A few days ago I took a train to Birmingham to meet the residents of "our" Downing Street, in Halesowen. In a nondescript modern pub I met 15 or so of the men and women who contribute their opinions to our pages each week, and had a thoroughly enjoyable evening. But the most fascinating fact to emerge from the occasion did not relate to the prospect of redundancies in the car industry or voting intentions in the forthcoming local elections. Quite simply, many of the people sitting down to steak and chips at the long table in the middle of Benjamin's restaurant and bar had never met each other before.
Of course, after a few drinks the ice was broken and when I left people were chatting away amicably. Downing Street may be a small suburban cul- de-sac of 30 semi-detached houses, but I witnessed groups of people who might live only 50 yards apart talking to each other for the first time. All over Britain today, people will be sitting reading their Sunday newspapers and then washing their cars or taking the dog for a walk, perhaps only nodding hello to their immediate next-door neighbours. Downing Street is so typical of streets and villages all over the country. On the way back to London I realised that I know only one person in my street in London to say hello to.

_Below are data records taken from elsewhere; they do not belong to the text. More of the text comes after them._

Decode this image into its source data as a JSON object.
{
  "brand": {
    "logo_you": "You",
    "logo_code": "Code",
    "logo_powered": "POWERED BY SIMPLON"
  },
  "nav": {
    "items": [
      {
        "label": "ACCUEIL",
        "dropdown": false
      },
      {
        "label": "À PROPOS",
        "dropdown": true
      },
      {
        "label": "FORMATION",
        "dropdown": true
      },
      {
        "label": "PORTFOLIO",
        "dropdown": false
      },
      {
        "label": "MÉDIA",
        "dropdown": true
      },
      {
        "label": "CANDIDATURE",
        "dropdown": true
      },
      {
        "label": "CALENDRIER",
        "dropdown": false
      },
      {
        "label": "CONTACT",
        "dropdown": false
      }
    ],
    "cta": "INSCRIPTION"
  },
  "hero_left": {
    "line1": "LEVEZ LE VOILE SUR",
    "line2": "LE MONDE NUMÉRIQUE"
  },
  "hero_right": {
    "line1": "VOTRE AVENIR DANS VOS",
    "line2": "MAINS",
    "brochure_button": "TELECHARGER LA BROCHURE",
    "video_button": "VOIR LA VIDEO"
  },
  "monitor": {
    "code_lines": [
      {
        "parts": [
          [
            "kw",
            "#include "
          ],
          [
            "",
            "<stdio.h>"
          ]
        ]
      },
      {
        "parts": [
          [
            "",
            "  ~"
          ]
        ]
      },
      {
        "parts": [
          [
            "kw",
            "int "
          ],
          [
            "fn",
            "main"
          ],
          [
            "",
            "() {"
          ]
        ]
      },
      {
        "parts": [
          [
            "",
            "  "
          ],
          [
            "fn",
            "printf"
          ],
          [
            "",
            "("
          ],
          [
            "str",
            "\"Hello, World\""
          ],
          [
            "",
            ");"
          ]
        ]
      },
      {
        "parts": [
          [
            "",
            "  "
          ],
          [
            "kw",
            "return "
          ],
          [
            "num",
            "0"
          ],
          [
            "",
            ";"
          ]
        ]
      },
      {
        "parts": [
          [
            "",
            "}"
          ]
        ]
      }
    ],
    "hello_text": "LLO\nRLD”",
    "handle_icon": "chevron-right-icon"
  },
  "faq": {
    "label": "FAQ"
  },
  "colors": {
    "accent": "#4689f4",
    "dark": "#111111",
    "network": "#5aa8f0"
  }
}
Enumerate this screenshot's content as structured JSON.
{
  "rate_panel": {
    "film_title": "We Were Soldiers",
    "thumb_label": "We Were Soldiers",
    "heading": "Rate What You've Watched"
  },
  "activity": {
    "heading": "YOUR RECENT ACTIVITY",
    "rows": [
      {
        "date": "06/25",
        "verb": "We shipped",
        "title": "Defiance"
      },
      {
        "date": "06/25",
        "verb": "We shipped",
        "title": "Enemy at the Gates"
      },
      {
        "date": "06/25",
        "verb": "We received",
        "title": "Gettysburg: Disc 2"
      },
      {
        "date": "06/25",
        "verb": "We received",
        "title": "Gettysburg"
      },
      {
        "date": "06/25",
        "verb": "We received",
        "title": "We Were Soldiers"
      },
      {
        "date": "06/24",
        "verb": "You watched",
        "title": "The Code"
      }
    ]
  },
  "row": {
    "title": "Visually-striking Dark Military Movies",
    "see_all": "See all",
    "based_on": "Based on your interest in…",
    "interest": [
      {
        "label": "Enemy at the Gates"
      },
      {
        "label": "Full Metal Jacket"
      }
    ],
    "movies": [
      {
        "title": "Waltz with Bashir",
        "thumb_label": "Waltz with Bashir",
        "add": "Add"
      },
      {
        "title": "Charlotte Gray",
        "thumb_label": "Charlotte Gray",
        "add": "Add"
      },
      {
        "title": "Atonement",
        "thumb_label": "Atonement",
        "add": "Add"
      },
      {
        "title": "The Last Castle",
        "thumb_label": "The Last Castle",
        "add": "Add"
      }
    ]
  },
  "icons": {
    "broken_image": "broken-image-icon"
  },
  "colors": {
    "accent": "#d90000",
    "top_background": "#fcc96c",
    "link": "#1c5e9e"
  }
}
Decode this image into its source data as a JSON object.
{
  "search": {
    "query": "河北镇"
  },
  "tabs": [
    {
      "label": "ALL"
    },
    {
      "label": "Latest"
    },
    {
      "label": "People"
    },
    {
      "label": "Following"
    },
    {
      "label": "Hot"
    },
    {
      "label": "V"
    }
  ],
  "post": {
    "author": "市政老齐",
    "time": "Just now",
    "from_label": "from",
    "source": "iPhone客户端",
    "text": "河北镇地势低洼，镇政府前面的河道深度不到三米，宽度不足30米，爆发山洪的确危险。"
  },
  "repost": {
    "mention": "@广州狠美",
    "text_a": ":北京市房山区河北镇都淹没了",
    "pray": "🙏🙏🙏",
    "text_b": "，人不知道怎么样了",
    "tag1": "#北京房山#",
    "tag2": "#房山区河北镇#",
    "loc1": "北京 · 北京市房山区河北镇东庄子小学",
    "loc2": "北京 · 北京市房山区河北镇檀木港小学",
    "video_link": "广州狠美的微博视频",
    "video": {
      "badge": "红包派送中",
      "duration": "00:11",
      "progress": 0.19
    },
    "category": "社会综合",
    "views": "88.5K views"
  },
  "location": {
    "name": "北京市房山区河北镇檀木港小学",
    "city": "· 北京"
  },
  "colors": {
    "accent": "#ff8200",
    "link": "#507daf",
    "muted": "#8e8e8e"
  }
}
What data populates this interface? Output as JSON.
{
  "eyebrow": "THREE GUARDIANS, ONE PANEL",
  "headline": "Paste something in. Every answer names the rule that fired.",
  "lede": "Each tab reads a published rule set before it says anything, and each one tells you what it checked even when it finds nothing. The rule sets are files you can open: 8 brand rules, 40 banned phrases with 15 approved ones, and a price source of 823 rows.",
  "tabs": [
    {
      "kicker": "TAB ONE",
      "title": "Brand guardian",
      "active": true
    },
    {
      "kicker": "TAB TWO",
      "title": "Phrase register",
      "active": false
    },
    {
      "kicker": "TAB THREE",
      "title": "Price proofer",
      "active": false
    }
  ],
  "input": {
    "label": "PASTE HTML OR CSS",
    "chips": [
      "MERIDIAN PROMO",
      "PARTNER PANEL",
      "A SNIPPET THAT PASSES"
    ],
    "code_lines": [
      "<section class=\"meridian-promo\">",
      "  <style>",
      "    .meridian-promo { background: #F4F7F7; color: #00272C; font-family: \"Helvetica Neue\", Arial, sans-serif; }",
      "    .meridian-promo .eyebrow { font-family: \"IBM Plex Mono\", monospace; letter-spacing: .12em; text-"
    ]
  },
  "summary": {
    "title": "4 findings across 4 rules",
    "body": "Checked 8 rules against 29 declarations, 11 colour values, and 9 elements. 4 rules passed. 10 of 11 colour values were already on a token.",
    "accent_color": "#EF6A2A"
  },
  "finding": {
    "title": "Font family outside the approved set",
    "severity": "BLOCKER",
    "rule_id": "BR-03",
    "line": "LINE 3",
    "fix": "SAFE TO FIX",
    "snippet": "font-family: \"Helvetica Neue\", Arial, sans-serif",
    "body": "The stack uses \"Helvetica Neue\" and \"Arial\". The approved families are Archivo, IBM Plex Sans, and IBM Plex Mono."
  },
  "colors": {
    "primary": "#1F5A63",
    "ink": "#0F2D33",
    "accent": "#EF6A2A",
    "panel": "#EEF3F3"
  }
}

Much hysterical press followed the jailing of farmer Tony Martin for killing a burglar. A lot of people opined that it was acceptable to shoot at intruders, and the right to defend one's property should outweigh the law of the land. But there is a more obvious lesson. Yes, Tony Martin was an eccentric recluse, but that doesn't justify murder. The best way to prevent rural crime is to re-engender a sense of community and shared values - people visiting each other and talking. And I don't mean the Neighbourhood Watch Scheme of sticking a sign in your window or at the end of the drive.
In Yorkshire, where I've had a cottage for more than 10 years, it's all a bit different. In my parish of Upper Nidderdale, an area easily as remote as Tony Martin's Norfolk, rural crime is actually on the decline. The little police house in a neighbouring village has been sold, and the nearest police station is eight miles away. There, eight policemen and one sergeant look after a huge, 440-square- mile area of moorland, valleys, villages and isolated farms. I could count on the fingers of one hand the number of times I've seen a police car pass through the village on a weekend in the past year. But this has not led to a feeling of hopelessness on the part of local residents. A strong sense of community ensures that few people exist outside the framework of basic communication and help. Even the most diehard eccentrics visit a village shop or are seen in the pub or the butcher's. People here realise that a community must to some extent take care of its own members. The figures for burglaries in the area are down 45 per cent over the past year. Tony Martin had a history of incidents with guns going back 20 years, and was clearly obsessed with itinerants. This tragedy could perhaps have been prevented if some of his neighbours had been quicker in revealing his behaviour to local care workers.
My evening with the residents of Downing Street reinforced the undeniable truth - that we have to find within ourselves the ability to be good neighbours, no matter how strong our traditional British reserve. Only by being decent neighbours can we reduce crime and prevent another Tony Martin deciding to take the law into his own hands.